The Number That Has to Be Believed
Why credibility, not calculation, decides whether a valuation holds.
A deal can survive a hard negotiation, a tight timeline, and an awkward diligence finding. It rarely survives a valuation the other side does not believe.
The model is seldom the problem. The cash-flow forecast runs, comparable deals are referenced, the assumptions are laid out clearly. The trouble starts when a buyer, a lender, or an auditor looks at the conclusion and asks the one question that decides everything: does this number make sense?
The formula produces an output. Whether anyone acts on it is settled somewhere else.
The same profit can hide two very different businesses
Picture two companies. Both report AED 5 million in profit this year. On paper, they look identical.
They are not. Business A won one unusually large project this year. It was real work and real profit, but it is not likely to recur, and the steady part of the business behind it is much smaller. Strip the one-off out and only about AED 1.5 million of that profit is the kind that recurs next year. Business B earned its AED 5 million the ordinary way, through repeat contracts and a spread of customers, so the full amount is likely to recur.
Figure 1: The same headline profit, but only part of it repeats.
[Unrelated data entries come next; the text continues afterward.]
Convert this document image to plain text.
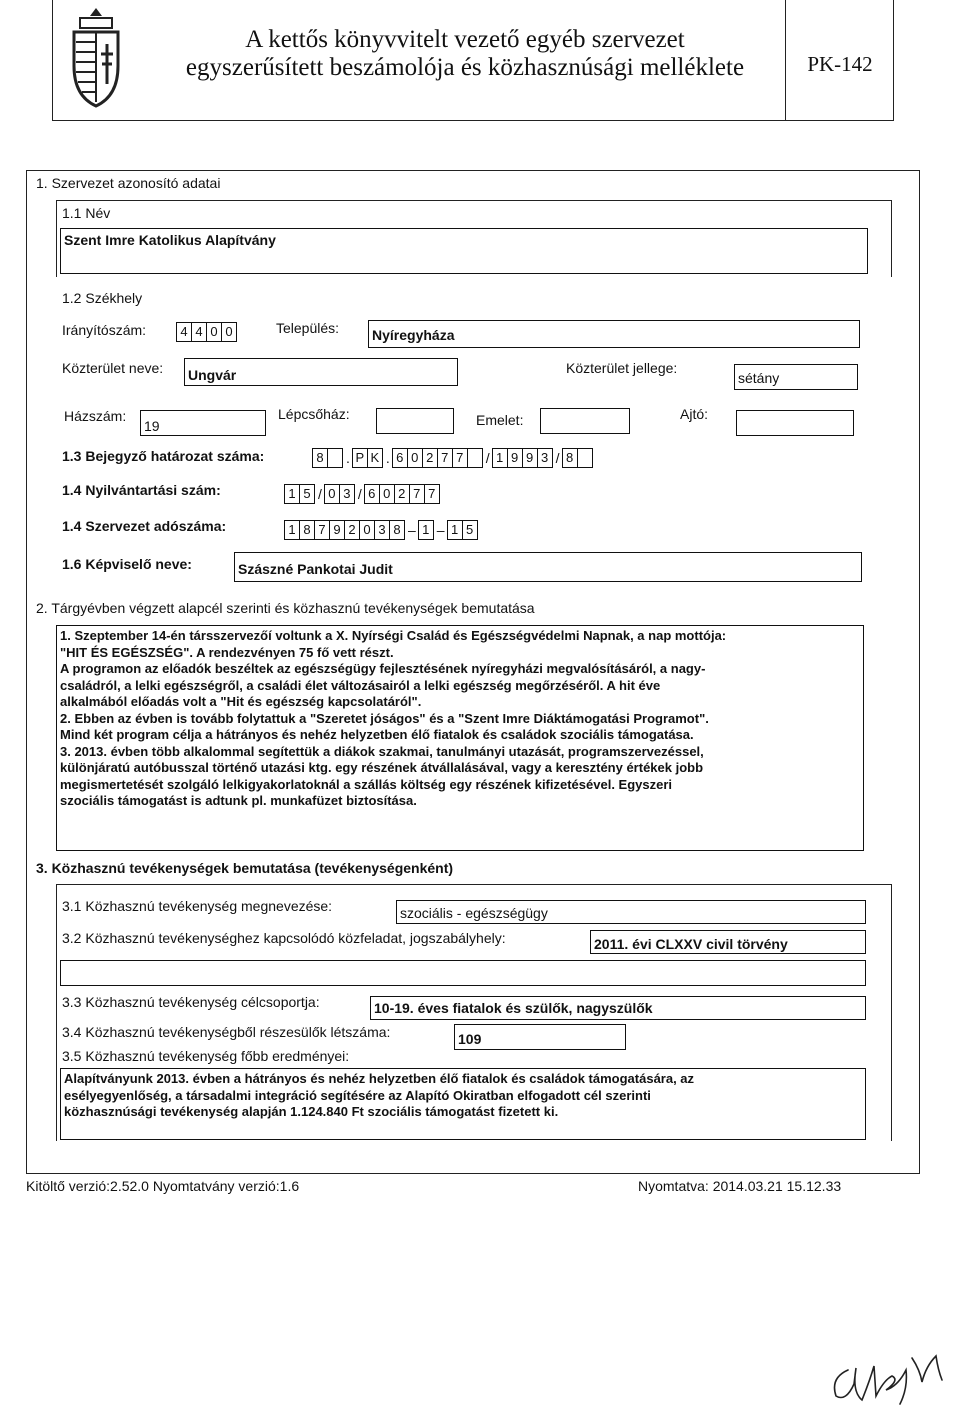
A kettős könyvvitelt vezető egyéb szervezet
egyszerűsített beszámolója és közhasznúsági melléklete	PK-142
1. Szervezet azonosító adatai
1.1 Név
Szent Imre Katolikus Alapítvány
1.2 Székhely
Irányítószám:	4 4 0 0	Település: Nyíregyháza
Közterület neve: Ungvár	Közterület jellege:
sétány
Házszám:
19
Lépcsőház:	Emelet:	Ajtó:
1.3 Bejegyző határozat száma:	8	. P K . 6 0 2 7 7	/ 1 9 9 3 / 8
1.4 Nyilvántartási szám:	1 5 / 0 3 / 6 0 2 7 7
1.4 Szervezet adószáma:	1 8 7 9 2 0 3 8 – 1 – 1 5
1.6 Képviselő neve:	Szászné Pankotai Judit
2. Tárgyévben végzett alapcél szerinti és közhasznú tevékenységek bemutatása
1. Szeptember 14-én társszervezőí voltunk a X. Nyírségi Család és Egészségvédelmi Napnak, a nap mottója:
"HIT ÉS EGÉSZSÉG". A rendezvényen 75 fő vett részt.
A programon az előadók beszéltek az egészségügy fejlesztésének nyíregyházi megvalósításáról, a nagy-
családról, a lelki egészségről, a családi élet változásairól a lelki egészség megőrzéséről. A hit éve
alkalmából előadás volt a "Hit és egészség kapcsolatáról".
2. Ebben az évben is tovább folytattuk a "Szeretet jóságos" és a "Szent Imre Diáktámogatási Programot".
Mind két program célja a hátrányos és nehéz helyzetben élő fiatalok és családok szociális támogatása.
3. 2013. évben több alkalommal segítettük a diákok szakmai, tanulmányi utazását, programszervezéssel,
különjáratú autóbusszal történő utazási ktg. egy részének átvállalásával, vagy a keresztény értékek jobb
megismertetését szolgáló lelkigyakorlatoknál a szállás költség egy részének kifizetésével. Egyszeri
szociális támogatást is adtunk pl. munkafüzet biztosítása.
3. Közhasznú tevékenységek bemutatása (tevékenységenként)
3.1 Közhasznú tevékenység megnevezése:	szociális - egészségügy
3.2 Közhasznú tevékenységhez kapcsolódó közfeladat, jogszabályhely:	2011. évi CLXXV civil törvény
3.3 Közhasznú tevékenység célcsoportja:	10-19. éves fiatalok és szülők, nagyszülők
3.4 Közhasznú tevékenységből részesülők létszáma:	109
3.5 Közhasznú tevékenység főbb eredményei:
Alapítványunk 2013. évben a hátrányos és nehéz helyzetben élő fiatalok és családok támogatására, az
esélyegyenlőség, a társadalmi integráció segítésére az Alapító Okiratban elfogadott cél szerinti
közhasznúsági tevékenység alapján 1.124.840 Ft szociális támogatást fizetett ki.
Kitöltő verzió:2.52.0 Nyomtatvány verzió:1.6	Nyomtatva: 2014.03.21 15.12.33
This is the difference a valuation has to see through. A buyer does not pay for the profit a business happened to make once. A buyer pays for the profit it can be expected to make again. The headline number is the same; the value is not. What matters is how durable the earnings are, how reliably they turn into cash, and how much risk sits behind them.
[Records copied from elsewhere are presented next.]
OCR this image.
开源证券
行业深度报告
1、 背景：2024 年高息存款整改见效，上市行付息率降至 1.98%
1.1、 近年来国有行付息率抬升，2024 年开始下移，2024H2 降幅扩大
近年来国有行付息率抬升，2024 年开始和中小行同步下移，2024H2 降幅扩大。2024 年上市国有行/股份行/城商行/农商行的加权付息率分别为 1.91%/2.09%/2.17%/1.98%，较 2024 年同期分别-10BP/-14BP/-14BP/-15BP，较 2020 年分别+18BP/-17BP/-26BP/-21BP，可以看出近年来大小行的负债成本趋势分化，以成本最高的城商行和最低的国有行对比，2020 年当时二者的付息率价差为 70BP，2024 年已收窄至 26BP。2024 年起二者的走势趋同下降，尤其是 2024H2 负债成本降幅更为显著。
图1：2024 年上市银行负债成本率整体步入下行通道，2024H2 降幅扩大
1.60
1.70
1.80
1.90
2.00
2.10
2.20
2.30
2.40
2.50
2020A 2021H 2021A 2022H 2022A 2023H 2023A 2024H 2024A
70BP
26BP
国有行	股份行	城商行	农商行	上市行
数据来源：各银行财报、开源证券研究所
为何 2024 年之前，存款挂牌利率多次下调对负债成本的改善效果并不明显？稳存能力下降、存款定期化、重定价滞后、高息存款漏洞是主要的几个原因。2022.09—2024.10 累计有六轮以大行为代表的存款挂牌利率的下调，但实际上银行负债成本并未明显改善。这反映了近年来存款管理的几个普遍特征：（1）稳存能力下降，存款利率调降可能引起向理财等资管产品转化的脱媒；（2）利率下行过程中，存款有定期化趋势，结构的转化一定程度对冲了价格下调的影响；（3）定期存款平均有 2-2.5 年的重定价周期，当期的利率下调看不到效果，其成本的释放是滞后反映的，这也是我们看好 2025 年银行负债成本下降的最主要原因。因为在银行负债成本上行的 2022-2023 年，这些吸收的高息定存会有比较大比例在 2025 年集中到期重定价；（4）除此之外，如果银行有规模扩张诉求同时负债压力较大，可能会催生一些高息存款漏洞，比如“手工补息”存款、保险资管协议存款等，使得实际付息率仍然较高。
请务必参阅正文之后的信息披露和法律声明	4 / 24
The real judgement is in the assumptions
Here is something worth saying plainly: two competent advisors can value the same business correctly and still reach different numbers. That is not a flaw in the method. It is because the judgement lives in the assumptions, not the formula.
Every valuation rests on a view of the future — how fast the business will grow, how much profit it will keep, and how risky that future looks. Change any one of those views slightly and the answer moves. So an assumption cannot rest on hope. It has to be defensible.
If growth is forecast, the valuation should show why it is achievable. If profits are expected to improve, it should show what drives the improvement. If the business is valued above its peers, it should say what earns that. A model can be flawless in its arithmetic and still fail to convince, because the assumptions behind it do not stand up. A valuation is only as strong as the assumptions a reader will accept.
The same business is worth different amounts to different buyers
Value is not a single fixed figure. It depends on who is asking, because different buyers want different things from the same business.
Figure 2: Two buyers, two different values for the same business.
A strategic buyer is a company already in the industry. It is absorbing the business into its own, so it values the synergies it alone can capture: shared costs, cross-selling, a larger market share. Because those gains are real to that specific buyer, a strategic buyer can often justify a higher price. Its question is, what is this worth combined with us?
A financial buyer, such as an investment fund, is buying to grow the business and sell it again in a few years. It values the cash the business generates on its own and the return it can make on exit. It is not paying for synergies. Its question is, what return can we make on this?
Same business, two different values, both entirely legitimate. This is why the purpose of a valuation matters as much as the method. A valuation prepared for a strategic investor is not the same as one for a financial investor, an audit, or a shareholder— even when the model looks identical. Treat every job as the same standard exercise and credibility quietly slips: the figure may be right, yet answer the wrong question for the person relying on it.
Where the advisory work adds value
Most providers can build a model, run the numbers, reference comparable deals, and produce a range. The greater part of the value is the judgement around that output: separating the profit that repeats from the profit that does not, matching the analysis to its purpose, and giving each reader a number they can defend in their own context.
At Kreston, this is where we focus. A number that is calculated correctly is the starting point, not the deliverable. The aim is a valuation that holds up in the room where it matters, whether that is a negotiation, a credit review, an audit discussion, a shareholder decision, or a board meeting.
A strong valuation answers two questions, not one. What is the business worth, and why should that value be believed? The formula answers the first. The second is the work of the advisor, and it is usually the part that matters most.